Data Mining: Social Media vs. Online Communities

Data Mining: Social Media vs. Online Communities

Businesses trying to better align themselves with customer requirements should take advantage of social media, which is clearly a rich source of raw, unfiltered consumer data. Online communities, on the other hand, can work in a similar way and are specifically designed to collect data for research. So, which platform is superior for data mining? What do you prefer: social media or online communities?

Mining Social Media

Data mining is an amazing option for extracting predictive knowledge from this easily available supply of consumer information. According to one study on social media data mining, researchers were able to "predict the impact of an individual published post" and allow businesses to "[tailor] the advertising of products and services better." According to this study, making the most of every post enhances earnings since the forecasts allow marketers adjust each post to be more influential on the intended audience. Because these posts are many potential customers' first point of contact, increasing public awareness through promotions and reviews on social media channels will pique their interest and attract them to learn more about the firm and its other items. While this strategy is simple, it can have a significant influence on the bottom line.

There have been a few prominent resources on how to mine social media information for the purpose of social intelligence within a corporation. Sandra Gittlen's post on CIO goes into great detail about how social media may be utilised to inform marketing decisions and increase sales or brand awareness for a business. This is a really helpful byproduct of social media data mining, and Gittlen believes that many brands aren't taking advantage of it as much as they could be. Data mining identifies profitable prospects that aren't immediately apparent, as well as findings that reduce the risk factor in specific campaigns or promotions.

Data mining allows the researcher to find meaningful patterns of information from social media activity through forums, review pages, and general posts regarding the company in question. Companies can be more rely on the information acquired and results supplied by this single method of information analysis because the data collected comes from a source that gives direct contact with customer opinions.

Scraping is the most common method of gathering this information for data mining purposes. Web scraping simulates how a human might explore the internet for information, which may subsequently be analysed for market research purposes. When and what can be scraped on social media and other websites are governed by rules. These rules can be accessed by putting in the website address, such as ‘facebook.com,' and then adding ‘/robot.txt' to the end. The rules and regulations for scraping that specific website will be displayed. However, following the Cambridge Analytics scandal in March, general data privacy standards have been dramatically strengthened, making it more difficult for businesses to collect the massive amounts of data required from social media.

Mining Online Communities

Consent is a significant distinction when scraping data from social media and online forums. Since the Cambridge Analytica scandal, Facebook has enacted rules that allow you to only scrape public (and private by individual consent) data at certain times of the day when traffic is lower; this ensures that the data collected is voluntary and won't negatively impact the social media channel's performance. Because of the numerous complications surrounding consent, this is where online communities shine.

Data mining allows researchers to analyse a significant amount of data acquired from a customised online community when it comes to online conversations, insight communities, and other collaborative conversation tools. Researchers can then select their target audience and invite those who meet the requirements to participate in the study.

Instead of digging through the data, researchers will be able to ask the invited audience members questions about their opinions and desires, and the data mining tool would pick up on the key terms and trends in all of their responses. Participants have more freedom in forums and blogs, but because this is a dedicated research platform, it's likely that these debates will still be on relevant issues. Participants may even ask questions that were not included in the original scope, which is ideal for passive data collection.

Which platform is best for data mining?

Social media reduces participant involvement, which can be both beneficial and detrimental. With this in mind, it is feasible to reach customers who would otherwise not join in online communities. This makes data available that would not have been available otherwise. However, it is possible to collect a large amount of data that is unrelated to the research purpose. It's also feasible to utilise social media to promote market research possibilities and, as a result, to establish a community.

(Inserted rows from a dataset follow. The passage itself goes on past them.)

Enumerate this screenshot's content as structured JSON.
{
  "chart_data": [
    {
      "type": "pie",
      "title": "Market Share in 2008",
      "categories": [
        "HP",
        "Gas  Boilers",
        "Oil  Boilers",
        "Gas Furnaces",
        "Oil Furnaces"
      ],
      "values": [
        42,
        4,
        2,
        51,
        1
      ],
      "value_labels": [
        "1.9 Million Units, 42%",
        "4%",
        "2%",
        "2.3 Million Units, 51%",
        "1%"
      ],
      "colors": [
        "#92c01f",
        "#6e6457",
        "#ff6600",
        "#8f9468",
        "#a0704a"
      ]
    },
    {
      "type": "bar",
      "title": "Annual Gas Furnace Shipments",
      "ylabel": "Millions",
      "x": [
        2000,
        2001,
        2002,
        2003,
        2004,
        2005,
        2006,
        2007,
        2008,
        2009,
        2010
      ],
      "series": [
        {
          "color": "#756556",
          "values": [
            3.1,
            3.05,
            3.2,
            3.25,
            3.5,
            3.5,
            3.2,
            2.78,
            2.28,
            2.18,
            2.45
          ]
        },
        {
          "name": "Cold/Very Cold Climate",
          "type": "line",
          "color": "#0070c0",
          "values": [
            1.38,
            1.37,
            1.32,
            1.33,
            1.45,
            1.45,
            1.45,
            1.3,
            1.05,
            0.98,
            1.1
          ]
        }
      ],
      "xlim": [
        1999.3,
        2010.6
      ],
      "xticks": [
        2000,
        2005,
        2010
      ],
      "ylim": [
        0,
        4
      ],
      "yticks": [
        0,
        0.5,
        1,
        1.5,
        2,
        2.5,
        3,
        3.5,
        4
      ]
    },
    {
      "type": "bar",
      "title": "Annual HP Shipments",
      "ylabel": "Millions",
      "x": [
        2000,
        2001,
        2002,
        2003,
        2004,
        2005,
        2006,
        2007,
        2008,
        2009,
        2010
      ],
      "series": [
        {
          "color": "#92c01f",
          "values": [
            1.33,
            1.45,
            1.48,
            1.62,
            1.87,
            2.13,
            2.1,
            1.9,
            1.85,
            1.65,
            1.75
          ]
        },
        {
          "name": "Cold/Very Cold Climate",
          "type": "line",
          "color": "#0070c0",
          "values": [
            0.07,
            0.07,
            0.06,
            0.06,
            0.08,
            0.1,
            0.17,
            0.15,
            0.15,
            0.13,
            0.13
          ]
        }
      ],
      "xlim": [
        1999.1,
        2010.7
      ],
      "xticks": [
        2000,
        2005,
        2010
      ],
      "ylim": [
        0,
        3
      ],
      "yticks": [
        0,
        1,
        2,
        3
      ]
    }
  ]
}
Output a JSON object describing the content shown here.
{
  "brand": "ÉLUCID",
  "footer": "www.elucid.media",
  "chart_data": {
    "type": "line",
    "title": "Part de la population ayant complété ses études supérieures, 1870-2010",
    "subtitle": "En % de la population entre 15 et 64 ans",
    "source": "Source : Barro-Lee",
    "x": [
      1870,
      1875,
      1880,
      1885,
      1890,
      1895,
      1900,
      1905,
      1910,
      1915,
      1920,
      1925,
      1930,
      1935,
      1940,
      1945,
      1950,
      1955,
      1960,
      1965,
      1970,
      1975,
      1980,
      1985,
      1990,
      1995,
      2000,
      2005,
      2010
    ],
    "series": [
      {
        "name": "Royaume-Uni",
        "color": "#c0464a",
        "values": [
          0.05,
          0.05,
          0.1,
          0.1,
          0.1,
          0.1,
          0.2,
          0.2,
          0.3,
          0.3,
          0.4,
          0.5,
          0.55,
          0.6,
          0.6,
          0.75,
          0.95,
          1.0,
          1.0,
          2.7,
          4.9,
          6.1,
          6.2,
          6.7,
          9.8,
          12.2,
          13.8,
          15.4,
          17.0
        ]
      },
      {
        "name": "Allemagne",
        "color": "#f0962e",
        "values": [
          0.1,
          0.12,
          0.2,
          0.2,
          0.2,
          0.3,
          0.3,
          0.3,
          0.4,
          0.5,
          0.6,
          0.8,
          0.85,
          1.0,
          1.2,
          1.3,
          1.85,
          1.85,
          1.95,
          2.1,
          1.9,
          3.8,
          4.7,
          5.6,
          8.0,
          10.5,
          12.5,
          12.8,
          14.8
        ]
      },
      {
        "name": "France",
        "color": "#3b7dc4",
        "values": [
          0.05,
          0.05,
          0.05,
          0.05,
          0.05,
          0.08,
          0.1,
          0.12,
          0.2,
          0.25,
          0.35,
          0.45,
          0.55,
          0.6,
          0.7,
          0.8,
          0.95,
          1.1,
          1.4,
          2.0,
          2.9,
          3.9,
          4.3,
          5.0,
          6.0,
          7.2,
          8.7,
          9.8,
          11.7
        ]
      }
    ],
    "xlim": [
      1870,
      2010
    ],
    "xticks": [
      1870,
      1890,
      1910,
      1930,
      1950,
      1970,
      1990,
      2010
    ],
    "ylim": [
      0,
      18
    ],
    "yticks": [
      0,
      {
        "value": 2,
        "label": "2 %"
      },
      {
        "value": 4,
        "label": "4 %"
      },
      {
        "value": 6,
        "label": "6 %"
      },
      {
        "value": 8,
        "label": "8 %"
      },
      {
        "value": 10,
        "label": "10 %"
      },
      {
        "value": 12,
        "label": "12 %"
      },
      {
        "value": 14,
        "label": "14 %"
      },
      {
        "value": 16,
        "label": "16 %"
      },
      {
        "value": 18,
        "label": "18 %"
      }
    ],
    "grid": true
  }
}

Researchers can tailor audiences and questions in online forums. Online communities also increase participant involvement, implying that researchers have their own sample bias, as well as the sample bias of individuals wanting to participate.

It is certainly possible to mine data from both systems. However, this method generates a lot of data to evaluate and a lot of variables to consider. Depending on how much data is needed, it might be worth it.

Both social media and online communities have advantages and disadvantages, and which platform to employ mostly depends on your marketing needs. However, I believe it would be a mistake to choose one and ignore the other because they are both extremely useful sources of information in their own right. While one platform may provide greater benefits for your marketing needs, mining both platforms will provide you with a comprehensive set of data.